"Cuz we all play a part in history and we all end up just a memory."
This translates to average Joes playing dice with God, tired of being merely grains of sand on the ocean floors of time. Sullen black crosses brought down by the awareness of having no answers, but only a thousand horizons to gaze beyond. Everyday life as a work of art of inestimable uniqueness.
Damn, what the Strung Out have done to us.
Jason Cruz gets excited thinking about Andy Warhol and, inspired by Kerouac, immortalizes in enlightening beat verses the present and its psycho-institutional-social metastasis: vivid aberrations where convulsive lysergic escapes from reality pulse, romantic horror vacui, and plastic Jesus without a soul to sacrifice the body. The only existing remedy: abandon the path and follow your own rules, go off the grid conscious of the immense value of being unique, knowing that nothing can ever replace it. "Panta rei," said Heraclitus. And the Strung Out seem to know it very well.

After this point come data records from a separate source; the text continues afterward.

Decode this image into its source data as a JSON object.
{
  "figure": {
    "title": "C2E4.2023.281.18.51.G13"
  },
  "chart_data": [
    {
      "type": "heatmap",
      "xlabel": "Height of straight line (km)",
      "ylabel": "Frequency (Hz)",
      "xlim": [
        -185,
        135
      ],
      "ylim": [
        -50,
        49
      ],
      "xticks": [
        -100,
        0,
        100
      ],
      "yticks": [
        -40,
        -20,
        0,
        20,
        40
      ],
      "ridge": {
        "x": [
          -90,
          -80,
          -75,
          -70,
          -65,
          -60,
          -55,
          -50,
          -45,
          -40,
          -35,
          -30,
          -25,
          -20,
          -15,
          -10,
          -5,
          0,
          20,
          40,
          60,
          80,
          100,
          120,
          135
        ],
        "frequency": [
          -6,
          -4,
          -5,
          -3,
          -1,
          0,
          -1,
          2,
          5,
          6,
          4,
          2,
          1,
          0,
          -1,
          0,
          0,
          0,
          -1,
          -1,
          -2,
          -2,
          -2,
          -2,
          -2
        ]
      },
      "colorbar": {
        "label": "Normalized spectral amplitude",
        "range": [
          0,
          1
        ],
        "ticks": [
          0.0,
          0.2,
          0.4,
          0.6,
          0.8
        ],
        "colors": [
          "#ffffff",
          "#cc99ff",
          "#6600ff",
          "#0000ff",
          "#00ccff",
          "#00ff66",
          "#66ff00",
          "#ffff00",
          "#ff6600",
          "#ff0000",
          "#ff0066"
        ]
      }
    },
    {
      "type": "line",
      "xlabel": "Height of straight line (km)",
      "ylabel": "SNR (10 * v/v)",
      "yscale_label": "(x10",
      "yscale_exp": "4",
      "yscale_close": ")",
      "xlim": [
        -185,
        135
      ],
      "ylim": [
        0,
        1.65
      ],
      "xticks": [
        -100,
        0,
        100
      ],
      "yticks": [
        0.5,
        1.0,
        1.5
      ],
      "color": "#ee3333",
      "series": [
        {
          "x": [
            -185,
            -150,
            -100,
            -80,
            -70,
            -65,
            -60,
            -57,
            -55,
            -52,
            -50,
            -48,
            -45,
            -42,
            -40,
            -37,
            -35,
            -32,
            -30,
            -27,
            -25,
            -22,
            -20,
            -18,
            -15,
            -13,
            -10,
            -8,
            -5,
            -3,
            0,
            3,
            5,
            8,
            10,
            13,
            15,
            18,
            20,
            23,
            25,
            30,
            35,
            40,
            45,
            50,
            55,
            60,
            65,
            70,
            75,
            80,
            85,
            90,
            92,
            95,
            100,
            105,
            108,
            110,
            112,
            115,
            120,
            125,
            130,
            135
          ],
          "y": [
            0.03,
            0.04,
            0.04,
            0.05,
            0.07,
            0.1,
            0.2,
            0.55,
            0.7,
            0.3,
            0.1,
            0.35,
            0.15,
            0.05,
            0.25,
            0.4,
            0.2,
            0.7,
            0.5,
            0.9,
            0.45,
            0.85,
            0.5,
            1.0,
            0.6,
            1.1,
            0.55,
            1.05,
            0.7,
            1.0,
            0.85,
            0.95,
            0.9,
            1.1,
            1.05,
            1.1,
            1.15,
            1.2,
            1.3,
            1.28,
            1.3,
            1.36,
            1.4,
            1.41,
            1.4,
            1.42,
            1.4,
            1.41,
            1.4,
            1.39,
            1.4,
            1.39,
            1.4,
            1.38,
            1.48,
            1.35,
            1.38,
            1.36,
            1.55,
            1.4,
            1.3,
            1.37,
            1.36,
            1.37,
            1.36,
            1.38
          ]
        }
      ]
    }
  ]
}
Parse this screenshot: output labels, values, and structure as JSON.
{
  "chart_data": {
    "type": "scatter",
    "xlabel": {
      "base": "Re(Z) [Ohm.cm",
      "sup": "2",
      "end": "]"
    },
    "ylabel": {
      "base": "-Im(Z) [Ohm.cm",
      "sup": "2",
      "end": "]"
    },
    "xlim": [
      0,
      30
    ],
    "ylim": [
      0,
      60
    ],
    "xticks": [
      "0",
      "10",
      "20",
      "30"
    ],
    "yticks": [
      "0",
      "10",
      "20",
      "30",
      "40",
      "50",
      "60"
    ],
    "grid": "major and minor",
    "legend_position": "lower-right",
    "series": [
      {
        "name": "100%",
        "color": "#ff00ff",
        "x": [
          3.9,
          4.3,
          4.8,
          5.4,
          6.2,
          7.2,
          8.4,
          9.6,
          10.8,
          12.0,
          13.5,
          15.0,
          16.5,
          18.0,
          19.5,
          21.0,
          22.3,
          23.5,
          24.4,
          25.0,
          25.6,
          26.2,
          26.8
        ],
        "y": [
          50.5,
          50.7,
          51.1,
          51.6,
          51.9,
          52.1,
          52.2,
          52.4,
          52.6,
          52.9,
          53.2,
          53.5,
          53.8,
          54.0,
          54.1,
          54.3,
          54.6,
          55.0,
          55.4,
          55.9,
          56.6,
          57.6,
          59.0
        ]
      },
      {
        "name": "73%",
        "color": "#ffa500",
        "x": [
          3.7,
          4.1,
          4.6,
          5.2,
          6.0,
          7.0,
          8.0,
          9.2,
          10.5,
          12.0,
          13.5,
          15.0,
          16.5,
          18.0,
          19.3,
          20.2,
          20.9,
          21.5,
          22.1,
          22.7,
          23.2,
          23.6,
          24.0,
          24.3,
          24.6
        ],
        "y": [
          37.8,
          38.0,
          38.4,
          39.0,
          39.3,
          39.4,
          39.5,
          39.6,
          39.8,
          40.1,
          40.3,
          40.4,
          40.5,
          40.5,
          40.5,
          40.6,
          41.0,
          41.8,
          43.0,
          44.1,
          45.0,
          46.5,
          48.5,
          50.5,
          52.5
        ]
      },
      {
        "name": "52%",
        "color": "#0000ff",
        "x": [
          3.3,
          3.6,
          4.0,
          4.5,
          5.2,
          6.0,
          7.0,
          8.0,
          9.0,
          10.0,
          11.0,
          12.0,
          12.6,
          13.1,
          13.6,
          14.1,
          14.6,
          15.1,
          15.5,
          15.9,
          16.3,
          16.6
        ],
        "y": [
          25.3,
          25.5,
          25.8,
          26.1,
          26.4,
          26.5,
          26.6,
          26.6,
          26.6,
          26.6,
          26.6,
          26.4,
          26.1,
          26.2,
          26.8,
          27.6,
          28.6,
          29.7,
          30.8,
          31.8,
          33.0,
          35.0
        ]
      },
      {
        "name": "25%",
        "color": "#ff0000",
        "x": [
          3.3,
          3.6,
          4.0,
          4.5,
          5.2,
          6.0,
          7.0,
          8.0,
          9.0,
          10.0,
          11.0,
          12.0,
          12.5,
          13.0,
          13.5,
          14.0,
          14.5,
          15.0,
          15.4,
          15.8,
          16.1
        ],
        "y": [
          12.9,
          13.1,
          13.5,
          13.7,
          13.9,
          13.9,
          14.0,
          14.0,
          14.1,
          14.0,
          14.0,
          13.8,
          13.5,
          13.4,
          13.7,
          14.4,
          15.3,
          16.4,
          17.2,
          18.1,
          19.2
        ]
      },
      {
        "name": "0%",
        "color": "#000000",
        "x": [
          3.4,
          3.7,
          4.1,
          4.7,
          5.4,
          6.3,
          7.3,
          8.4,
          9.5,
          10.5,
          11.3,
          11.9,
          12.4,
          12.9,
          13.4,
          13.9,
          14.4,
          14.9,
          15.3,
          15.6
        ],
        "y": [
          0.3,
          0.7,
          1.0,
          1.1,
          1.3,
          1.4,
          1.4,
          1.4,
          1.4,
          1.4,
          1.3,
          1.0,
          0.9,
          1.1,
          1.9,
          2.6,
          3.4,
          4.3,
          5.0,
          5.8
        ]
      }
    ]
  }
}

The powerful rhythm section of Jordan Burns and Chris Aiken sets the pace for the masterful guitar explosions of Jake Kiley and Rob Ramos, which never translate into sterile onanism but shape an ordered and elegant chaos that addicts the listener by removing every point of reference; a new exile into oblivion (but far less self-referential and complacent) agitated by epileptic tapping and overdoses of harmonics, but also cradled by melodically expansive riffs, whistles, and onomatopoeias always blending into exceptional solutions.
What more can be said without slipping into the superfluous? Nothing, except that Strung Out keep the number of tracks contained (hooray...), finally hitting the target, no ifs, no buts. "Agents Of The Underground" is a shining example of complex simplicity, an excellent pop record with strong hardcore veins, dominated by the darting phrases of the Ramos-Kiley duo and the abrasive and captivating vocal lines of the most inspired Jason Cruz ever. Hard to choose between the apocalyptic assaults of "Black Crosses", the pentatonic delirium of "Jack Knife", or the climax with a Maiden-like peak of "Dead Spaces". "In the future, everyone will be famous for fifteen minutes," said Andy Warhol. Strung Out will be famous for thirty-seven minutes. These. A masterpiece.